The reality of bans and bandhs: Fanaa

Now that “Aamir Khan, Fanaa and Gujarat” controversy has died down, let me tell you about the rudest reminder we got from this whole episode.

Even though we live in a free country, political hooligans who use fear as the weapon, are easily capable of curbing our freedom of expression and choice. Break down the whole incident into episodes, what exactly happened? BJP, the ruling party, said they don’t want Fanaa screened in Gujarat. Everyone interpreted that as “Gujarat government banned Fanaa”. But the state government had never ‘officially’ banned the movie. Producers of Fanaa however knew a ban existed on the ground, and knocked at the Supreme Court to seek protection for theaters that wanted to screen the movie. SC said sorry, there is no ban, theater owners are free to exercise their choice, so why should you request any protection!

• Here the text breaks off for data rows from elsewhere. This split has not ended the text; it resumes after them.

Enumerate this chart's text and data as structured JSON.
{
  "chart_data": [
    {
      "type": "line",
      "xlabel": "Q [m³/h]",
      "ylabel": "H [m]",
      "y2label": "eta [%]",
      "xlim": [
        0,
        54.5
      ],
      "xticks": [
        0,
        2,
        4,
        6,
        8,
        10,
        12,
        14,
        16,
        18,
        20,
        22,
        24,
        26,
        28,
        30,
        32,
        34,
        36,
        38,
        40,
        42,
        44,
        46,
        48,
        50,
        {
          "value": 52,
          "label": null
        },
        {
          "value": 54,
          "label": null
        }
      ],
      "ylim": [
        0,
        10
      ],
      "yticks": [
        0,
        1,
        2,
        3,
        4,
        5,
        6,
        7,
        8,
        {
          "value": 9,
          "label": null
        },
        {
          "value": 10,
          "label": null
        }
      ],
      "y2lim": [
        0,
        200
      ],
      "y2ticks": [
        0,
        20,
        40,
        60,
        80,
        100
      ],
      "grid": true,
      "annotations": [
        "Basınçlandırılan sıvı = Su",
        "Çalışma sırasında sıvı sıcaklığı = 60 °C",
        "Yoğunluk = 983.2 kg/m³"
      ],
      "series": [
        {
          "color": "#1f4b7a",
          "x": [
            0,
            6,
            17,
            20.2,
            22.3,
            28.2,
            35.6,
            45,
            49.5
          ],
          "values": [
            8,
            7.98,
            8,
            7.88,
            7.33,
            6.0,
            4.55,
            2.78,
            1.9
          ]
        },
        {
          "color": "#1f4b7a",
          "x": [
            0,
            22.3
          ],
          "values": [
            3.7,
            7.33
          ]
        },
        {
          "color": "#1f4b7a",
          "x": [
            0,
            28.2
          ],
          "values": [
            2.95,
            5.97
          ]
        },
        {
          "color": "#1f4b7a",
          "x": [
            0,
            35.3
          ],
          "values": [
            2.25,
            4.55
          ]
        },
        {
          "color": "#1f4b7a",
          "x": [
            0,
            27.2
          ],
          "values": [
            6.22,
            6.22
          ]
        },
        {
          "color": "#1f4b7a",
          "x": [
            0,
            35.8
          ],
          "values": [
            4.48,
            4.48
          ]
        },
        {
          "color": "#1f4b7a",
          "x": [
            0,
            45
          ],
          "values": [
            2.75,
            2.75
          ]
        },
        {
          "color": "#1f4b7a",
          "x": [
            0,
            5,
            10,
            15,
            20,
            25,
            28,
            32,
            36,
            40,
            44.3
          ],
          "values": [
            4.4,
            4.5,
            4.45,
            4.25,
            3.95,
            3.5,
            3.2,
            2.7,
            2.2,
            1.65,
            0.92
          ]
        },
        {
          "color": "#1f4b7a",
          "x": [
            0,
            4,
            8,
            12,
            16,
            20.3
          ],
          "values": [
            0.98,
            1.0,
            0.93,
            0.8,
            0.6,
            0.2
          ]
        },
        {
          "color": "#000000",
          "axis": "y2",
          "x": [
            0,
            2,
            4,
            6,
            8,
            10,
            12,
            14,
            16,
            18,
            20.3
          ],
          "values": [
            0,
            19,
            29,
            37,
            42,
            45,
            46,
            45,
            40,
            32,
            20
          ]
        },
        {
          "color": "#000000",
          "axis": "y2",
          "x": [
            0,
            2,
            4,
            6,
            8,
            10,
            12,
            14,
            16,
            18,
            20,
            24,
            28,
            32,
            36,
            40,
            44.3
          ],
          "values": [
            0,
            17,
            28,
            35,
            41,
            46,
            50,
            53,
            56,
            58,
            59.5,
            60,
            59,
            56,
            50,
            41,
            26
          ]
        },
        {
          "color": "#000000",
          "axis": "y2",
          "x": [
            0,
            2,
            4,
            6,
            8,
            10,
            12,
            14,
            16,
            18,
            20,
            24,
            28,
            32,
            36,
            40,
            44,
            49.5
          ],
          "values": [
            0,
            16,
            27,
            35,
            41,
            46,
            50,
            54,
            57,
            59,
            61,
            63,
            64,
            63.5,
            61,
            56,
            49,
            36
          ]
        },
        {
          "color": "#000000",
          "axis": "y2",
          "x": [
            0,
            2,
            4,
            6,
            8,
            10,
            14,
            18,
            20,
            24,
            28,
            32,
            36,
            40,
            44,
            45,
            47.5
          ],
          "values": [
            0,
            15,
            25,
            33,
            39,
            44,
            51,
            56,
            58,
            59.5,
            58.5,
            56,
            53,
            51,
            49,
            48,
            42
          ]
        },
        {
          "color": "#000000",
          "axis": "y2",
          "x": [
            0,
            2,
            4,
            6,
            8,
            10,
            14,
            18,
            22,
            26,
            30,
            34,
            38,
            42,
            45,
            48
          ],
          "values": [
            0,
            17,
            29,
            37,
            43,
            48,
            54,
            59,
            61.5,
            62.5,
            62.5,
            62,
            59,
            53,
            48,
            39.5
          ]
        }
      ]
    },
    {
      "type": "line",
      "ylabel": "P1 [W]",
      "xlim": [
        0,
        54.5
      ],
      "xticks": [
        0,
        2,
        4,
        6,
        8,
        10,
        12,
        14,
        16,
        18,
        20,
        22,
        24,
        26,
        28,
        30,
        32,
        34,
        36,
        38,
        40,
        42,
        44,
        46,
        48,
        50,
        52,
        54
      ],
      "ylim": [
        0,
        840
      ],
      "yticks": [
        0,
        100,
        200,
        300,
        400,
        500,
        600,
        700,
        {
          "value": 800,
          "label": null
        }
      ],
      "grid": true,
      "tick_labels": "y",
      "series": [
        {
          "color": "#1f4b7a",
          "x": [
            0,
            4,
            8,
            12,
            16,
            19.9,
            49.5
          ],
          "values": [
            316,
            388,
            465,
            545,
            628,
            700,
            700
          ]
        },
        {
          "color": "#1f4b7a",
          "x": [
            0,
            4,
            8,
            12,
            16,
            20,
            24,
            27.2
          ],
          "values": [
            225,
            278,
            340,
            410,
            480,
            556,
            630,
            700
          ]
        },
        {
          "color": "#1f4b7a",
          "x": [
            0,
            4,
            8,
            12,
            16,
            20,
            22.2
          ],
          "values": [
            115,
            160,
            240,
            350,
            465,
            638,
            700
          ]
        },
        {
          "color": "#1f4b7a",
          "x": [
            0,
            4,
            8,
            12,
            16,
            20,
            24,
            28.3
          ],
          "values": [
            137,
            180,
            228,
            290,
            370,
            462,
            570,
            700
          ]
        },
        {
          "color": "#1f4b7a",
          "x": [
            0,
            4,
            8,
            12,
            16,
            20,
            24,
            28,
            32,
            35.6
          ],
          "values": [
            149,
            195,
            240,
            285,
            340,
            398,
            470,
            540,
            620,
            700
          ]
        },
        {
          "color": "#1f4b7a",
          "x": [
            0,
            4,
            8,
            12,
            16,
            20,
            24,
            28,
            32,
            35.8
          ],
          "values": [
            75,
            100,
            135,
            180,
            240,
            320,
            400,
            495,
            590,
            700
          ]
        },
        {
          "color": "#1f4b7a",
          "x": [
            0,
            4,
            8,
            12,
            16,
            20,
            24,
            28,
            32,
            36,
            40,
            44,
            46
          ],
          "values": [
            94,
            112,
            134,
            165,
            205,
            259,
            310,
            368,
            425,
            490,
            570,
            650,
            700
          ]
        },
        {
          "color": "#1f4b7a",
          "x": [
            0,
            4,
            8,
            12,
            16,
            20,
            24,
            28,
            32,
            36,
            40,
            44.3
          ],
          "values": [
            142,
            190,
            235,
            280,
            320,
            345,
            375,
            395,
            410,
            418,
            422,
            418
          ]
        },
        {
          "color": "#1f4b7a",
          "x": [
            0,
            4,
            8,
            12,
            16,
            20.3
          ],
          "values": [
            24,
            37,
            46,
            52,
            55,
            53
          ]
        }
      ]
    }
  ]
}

Would the Gujarat theaters screen Fanaa? No! Who wants his business damaged and vandalized for no reason! [Note: some ‘brave’ theaters did screen the movie.]

So, here was Fanaa, caught in the middle of nowhere, thanks to this “virtual ban”! The problem is this. A ban or bandh call by a political party is seen as a mere “call” by the judiciary. The assumption is that people can ignore these calls and exercise their freedom of expression and choice.

However, in reality, there is no such freedom, unless you want to be a real brave guy. If you ever lived in semi-urban India, you would know that really well.

When a political group declares a bandh, it uses real muscles to enforce it. They use paid vandals, and the “mob can always get away” reality to enforce their diktat. I remember seeing it all while growing up. Jeeps full of hooligans would drive around the town to force down shutters of all the businesses. A journalist would usually follow with a camera. Once the drama was done, many shops would return to business as usual. And next day, we would have reports in the news papers – “XYZ party’s bandh peaceful and successful” – followed by pictures of shops that were forced shut!

Things used to be this blatant perhaps only in Bihar, but the “sponsored” bandh culture exists in every other state now. And I hardly ever read about people getting punished for using violent means to enforce these. Mobs can take the law in their hands and just get away. So go “buy” a mob, and you too can organize a successful and peaceful “bandh”!

Summing it up, the lesson from Fanaa controversy is: if a political group with muscles protests against you, just give up!